Die Pflicht, ein Gutachten einzuholen, ist zwingend und besteht von Amts wegen (§ 144 ZPO), wenn ‒ anders als hier ‒ keine Partei einen entsprechenden Beweisantrag gestellt hat. Gutachterlich zu klären ist vor allem die Schwere und der Grad der Wahrscheinlichkeit der infolge des erzwungenen Wohnungswechsels zu befürchtenden gesundheitlichen Einschränkungen. Versäumnisse des Gerichts in diesem Punkt bieten hinreichende Erfolgsaussicht für ein Rechtsmittel.

 

Der BGH bemängelt zu Recht, dass das Berufungsgericht eine unbefristete Fortsetzung des Mietverhältnisses angeordnet hat. Nach den in den Gesetzesmaterialien zum Ausdruck gekommenen Vorstellungen soll im Regelfall die Fortsetzung des Mietverhältnisses nur auf bestimmte Zeit erfolgen. Den Gerichten steht also ein ‒ rechtsfehlerfrei auszuübendes ‒ Ermessen zu.
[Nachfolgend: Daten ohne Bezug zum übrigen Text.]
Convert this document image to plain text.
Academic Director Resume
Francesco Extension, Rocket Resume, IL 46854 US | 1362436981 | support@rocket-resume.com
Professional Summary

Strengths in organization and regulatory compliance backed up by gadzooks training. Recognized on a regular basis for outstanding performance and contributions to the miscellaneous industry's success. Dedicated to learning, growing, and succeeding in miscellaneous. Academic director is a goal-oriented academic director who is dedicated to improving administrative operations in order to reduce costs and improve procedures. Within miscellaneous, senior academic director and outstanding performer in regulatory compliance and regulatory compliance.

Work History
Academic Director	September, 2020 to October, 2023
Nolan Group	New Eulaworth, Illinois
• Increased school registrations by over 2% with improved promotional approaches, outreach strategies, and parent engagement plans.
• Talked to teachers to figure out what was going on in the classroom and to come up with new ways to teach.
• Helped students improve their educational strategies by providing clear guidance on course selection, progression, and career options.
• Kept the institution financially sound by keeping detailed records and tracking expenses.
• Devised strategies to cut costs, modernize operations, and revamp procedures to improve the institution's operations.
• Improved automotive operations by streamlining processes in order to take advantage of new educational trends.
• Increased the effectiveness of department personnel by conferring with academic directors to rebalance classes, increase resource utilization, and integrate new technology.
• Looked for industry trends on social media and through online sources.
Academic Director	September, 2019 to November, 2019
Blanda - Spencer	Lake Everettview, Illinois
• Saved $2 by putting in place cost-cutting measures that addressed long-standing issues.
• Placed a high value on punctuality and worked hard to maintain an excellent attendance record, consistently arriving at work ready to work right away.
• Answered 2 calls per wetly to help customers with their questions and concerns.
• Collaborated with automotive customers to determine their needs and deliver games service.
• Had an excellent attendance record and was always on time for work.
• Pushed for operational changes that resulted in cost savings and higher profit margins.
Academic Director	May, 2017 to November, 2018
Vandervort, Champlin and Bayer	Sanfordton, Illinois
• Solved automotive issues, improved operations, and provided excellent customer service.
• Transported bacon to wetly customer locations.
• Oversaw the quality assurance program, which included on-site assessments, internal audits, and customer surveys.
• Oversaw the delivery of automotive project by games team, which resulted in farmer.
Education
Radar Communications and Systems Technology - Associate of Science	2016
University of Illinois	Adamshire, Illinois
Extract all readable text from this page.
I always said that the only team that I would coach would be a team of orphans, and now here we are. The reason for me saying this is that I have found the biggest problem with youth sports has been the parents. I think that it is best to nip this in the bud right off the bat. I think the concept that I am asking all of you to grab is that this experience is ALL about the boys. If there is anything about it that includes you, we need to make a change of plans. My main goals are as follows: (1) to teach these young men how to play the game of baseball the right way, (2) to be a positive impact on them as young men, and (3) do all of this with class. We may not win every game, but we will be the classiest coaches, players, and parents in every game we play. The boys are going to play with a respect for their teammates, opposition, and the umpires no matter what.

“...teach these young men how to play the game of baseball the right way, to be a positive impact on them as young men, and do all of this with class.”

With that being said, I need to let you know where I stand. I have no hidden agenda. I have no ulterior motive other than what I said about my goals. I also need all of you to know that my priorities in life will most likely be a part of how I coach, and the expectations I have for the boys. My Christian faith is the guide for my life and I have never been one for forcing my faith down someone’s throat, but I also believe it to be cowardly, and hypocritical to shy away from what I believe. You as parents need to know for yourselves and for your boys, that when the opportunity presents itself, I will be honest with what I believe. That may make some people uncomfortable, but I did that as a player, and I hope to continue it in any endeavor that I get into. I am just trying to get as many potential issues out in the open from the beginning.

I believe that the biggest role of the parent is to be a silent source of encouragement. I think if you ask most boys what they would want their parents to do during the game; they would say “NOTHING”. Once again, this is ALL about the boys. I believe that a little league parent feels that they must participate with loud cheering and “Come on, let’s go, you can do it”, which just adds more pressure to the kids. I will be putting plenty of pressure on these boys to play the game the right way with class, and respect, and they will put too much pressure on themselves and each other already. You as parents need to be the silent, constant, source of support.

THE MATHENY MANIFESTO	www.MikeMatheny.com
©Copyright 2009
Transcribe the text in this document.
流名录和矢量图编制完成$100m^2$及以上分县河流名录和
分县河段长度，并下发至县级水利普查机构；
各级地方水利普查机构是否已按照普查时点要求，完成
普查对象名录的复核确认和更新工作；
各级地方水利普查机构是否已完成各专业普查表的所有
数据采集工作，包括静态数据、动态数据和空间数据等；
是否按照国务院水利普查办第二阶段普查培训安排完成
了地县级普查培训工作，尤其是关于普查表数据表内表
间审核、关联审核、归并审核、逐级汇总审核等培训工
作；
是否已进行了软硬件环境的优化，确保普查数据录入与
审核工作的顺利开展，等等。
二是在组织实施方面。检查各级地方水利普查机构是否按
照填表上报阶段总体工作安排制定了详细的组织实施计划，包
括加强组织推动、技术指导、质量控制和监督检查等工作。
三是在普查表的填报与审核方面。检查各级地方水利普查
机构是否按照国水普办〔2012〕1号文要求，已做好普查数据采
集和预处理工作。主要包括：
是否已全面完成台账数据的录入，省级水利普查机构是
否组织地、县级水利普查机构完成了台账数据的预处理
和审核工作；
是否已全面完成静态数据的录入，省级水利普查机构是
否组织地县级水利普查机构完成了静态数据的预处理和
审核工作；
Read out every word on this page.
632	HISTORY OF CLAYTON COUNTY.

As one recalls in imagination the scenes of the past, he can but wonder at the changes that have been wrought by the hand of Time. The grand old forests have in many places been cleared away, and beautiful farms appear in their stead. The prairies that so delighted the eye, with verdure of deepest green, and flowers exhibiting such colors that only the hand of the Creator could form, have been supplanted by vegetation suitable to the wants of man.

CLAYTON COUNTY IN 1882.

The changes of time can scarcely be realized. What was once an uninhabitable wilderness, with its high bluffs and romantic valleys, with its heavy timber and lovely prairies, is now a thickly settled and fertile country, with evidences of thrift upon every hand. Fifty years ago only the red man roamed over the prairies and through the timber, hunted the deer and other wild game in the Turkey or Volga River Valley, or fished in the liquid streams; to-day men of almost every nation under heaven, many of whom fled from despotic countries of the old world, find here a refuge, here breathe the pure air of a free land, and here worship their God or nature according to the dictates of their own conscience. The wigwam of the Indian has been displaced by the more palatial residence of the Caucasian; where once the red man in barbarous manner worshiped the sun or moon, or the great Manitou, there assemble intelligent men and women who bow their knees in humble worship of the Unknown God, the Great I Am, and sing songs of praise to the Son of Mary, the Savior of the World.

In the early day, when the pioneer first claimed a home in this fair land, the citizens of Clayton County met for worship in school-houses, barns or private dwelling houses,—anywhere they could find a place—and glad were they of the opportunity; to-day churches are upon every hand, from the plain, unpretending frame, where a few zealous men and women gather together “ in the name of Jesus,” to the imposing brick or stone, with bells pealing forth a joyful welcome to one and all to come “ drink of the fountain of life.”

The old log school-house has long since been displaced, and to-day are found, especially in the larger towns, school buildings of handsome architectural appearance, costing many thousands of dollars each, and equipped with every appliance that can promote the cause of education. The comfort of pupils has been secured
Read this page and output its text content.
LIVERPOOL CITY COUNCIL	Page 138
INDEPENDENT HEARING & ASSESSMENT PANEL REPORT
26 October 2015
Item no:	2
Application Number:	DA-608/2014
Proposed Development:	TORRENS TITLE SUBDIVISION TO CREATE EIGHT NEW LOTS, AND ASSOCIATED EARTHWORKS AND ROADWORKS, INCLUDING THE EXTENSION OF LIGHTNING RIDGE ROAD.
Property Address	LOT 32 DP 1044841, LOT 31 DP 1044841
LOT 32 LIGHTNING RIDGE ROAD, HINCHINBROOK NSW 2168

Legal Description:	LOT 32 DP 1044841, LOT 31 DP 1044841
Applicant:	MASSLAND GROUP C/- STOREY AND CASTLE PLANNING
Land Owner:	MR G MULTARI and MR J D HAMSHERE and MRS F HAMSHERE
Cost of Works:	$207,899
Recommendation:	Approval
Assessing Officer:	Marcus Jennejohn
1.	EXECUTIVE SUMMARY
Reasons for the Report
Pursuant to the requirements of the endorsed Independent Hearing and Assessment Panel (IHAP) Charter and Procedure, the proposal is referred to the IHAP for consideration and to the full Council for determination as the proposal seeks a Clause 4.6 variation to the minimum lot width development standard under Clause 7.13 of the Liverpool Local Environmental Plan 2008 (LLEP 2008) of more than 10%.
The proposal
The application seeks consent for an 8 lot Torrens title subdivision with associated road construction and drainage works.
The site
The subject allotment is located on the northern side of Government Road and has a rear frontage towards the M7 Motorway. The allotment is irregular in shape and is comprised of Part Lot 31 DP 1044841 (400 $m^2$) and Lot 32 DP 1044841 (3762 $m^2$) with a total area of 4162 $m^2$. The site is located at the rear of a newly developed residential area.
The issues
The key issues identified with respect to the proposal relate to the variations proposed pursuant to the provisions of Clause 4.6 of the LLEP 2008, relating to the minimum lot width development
Hieran fehlte es im Streitfall.

 

Beachten Sie | Die Entscheidung ist auch deshalb von besonderem Interesse, weil sie die in der Senatsrechtsprechung entwickelten Prüfkriterien für eine formell und materiell berechtigte Eigenbedarfskündigung zusammenfassend darstellt (Urteilsgründe Tz. 13 bis 22).

 

Mit der Angabe, seine Tochter wolle in der Wohnung einen eigenen Hausstand begründen, hat der Kläger die Begründungsanforderungen des § 573 Abs. 3 BGB erfüllt. Mit den erst im weiteren Verlauf konkretisierten Überlegungen der Tochter, die Wohnung zusammen mit einem Freund oder anderen Personen in Form einer Wohngemeinschaft nutzen zu wollen, hat der Kläger aus Sicht des BGH nicht die Eigenbedarfsbegründung unzulässig ausgetauscht, sondern es handelt sich hierbei um die Angabe zusätzlicher Tatsachen, die der näheren Erläuterung, Ergänzung und Ausfüllung des geltend gemachten Kündigungsgrunds dienen und als solche grundsätzlich auch noch im Prozess nachgeschoben werden können.

 

PRAXISTIPP | Der Revisionsbeklagte kann sich dem Rechtsmittel des Gegners nur anschließen, wenn und soweit ihn das Berufungsurteil beschwert, das Urteil also zu seinen Gunsten abgeändert werden kann. Unzulässig ist hierbei ein Antrag, der dem bereits in der Vorinstanz zuerkannten Klageantrag entspricht. Das LG hat ‒ mit anderer rechtlicher Begründung, doch im Ergebnis dem AG folgend ‒ das Mietverhältnis als fortbestehend angesehen und nur die vom AG ausgesprochene Klageabweisung bestätigt. Selbst wenn das LG rechtsfehlerhaft angenommen hätte, die Eigenbedarfskündigung sei wirksam, könnte der Beklagte daher keine Abänderung des Berufungsurteils erreichen.